25.3.07

A arruaça

PAULO PORTAS LANÇARA O SEU DESAFIO e o Conselho Nacional do CDS estava marcado, quando aqui escrevi: "não haverá peito aberto nem floretes, mas tocaias e sovelas"; e noutro passo "vão meter Jesus Cristo na gaveta". Oxalá isto fosse prever o pandemónio de Óbidos, mas não foi. Foi constatar por antecipação. E o mérito vai inteirinho para a absoluta previsibilidade de factos e agentes.
O certo é que tudo correu mal a toda a gente. À direcção do CDS, porque o decurso dos "trabalhos" pôs a nu a confortável maioria de que dispunham os apoiantes de Portas. A este, porque o triunfo de Pompeu que sugerira - a cara ao sol por entre tubas e estandartes - esbarrou num entediante impasse processual e descambou na miseranda arruaça que as televisões bondosamente quiseram mostrar ao país. Enfim, a uma e outro, porque o potencial eleitor não logrou ver enunciada uma ideia ou apontada uma nesga de futuro, tudo ficando por dois ou três slogans proclamados com mais solenidade do que fé.
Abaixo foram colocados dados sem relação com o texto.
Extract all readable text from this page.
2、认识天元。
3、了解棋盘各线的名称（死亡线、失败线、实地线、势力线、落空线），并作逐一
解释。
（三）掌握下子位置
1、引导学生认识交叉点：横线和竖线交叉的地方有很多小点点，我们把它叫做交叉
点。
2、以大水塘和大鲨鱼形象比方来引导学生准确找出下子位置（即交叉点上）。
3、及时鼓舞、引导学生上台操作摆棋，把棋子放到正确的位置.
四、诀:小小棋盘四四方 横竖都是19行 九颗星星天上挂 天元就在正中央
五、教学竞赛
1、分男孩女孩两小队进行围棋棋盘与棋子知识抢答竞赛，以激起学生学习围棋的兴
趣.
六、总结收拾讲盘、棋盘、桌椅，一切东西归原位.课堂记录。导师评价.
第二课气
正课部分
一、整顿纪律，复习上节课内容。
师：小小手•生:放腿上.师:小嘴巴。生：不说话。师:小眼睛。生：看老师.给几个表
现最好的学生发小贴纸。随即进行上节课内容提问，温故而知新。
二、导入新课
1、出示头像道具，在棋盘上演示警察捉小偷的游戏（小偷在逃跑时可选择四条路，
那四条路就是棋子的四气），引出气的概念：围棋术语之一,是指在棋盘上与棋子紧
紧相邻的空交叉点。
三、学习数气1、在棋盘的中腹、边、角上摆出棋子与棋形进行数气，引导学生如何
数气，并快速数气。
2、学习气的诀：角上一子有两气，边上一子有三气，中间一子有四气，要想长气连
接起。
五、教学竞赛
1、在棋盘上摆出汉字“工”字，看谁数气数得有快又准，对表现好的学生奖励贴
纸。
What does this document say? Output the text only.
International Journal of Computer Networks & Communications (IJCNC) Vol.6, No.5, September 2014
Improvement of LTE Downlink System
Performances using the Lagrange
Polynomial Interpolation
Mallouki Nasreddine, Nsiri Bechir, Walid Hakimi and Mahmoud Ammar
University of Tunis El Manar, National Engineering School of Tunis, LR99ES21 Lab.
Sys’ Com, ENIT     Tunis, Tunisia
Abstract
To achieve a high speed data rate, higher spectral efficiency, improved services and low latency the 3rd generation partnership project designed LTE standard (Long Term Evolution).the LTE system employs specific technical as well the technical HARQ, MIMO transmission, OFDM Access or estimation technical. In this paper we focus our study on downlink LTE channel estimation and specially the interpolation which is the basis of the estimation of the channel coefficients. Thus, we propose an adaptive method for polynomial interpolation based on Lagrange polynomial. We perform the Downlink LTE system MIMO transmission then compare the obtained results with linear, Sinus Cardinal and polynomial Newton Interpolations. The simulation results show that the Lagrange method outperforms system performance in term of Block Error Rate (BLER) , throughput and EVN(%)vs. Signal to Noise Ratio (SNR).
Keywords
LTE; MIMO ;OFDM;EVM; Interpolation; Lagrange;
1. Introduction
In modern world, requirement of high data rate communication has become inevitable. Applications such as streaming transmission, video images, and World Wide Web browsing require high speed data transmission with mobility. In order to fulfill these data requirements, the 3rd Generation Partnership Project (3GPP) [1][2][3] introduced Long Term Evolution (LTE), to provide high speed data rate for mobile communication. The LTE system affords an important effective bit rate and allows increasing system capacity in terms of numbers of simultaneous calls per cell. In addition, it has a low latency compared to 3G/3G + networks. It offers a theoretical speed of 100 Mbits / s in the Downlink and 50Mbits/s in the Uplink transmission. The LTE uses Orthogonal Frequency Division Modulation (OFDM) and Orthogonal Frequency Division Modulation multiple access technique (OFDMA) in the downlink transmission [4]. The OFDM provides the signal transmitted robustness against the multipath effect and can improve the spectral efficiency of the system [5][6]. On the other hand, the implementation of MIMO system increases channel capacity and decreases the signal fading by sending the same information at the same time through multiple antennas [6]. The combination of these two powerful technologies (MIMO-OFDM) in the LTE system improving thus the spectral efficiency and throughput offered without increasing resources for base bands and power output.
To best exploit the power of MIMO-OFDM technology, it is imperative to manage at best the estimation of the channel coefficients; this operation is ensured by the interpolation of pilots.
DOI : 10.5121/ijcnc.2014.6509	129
Não é pacífico o que possa sair de tudo isto. Da cisão à resignação dos vencidos, há crentes para tudo. Desde um extremo que vê na ocorrência a própria certidão de óbito do partido, até outro cuja candura aponta ainda para um final feliz (claro que para que o que é mau acabe bem basta que acabe). Mas mesmo os devotos nostálgicos da refundação da direita reconhecem já que a iguaria dificilmente sairá desta panela. E que um hipotético alargamento ao centro-direita é malabarismo que não se fará graças ao CDS, mas - e se milagre houver - apesar dele.
Também a convicção, muito business-oriented, de que a matriz cristã do CDS não "rende", baseada na verificação de que houve aventuras fora dela que começaram por ser eleitoralmente bem sucedidas, esquece como todas terminaram em desgraça. Servem só para o CDS dar a maioria absoluta a um partido que haja ficado à beira dela e para proporcionar a quatro ou cinco dos seus quadros um breve cruzeiro turístico pelo aparelho do Estado. Mas denunciam também a total redundância dos projectos conservadores, liberais e populistas com os de uma direita do PSD que goza de bem maior implantação.
A ressurreição dos mártires numa vida melhor ainda carece da confirmação dos próprios. Até ver, só está demonstrado o pouco apreço que eles tinham pela vida que levavam. Quem quiser refundar a direita a partir do CDS irá lançar, por sobre a certeza do cadáver dele, a mais duvidosa das epopeias.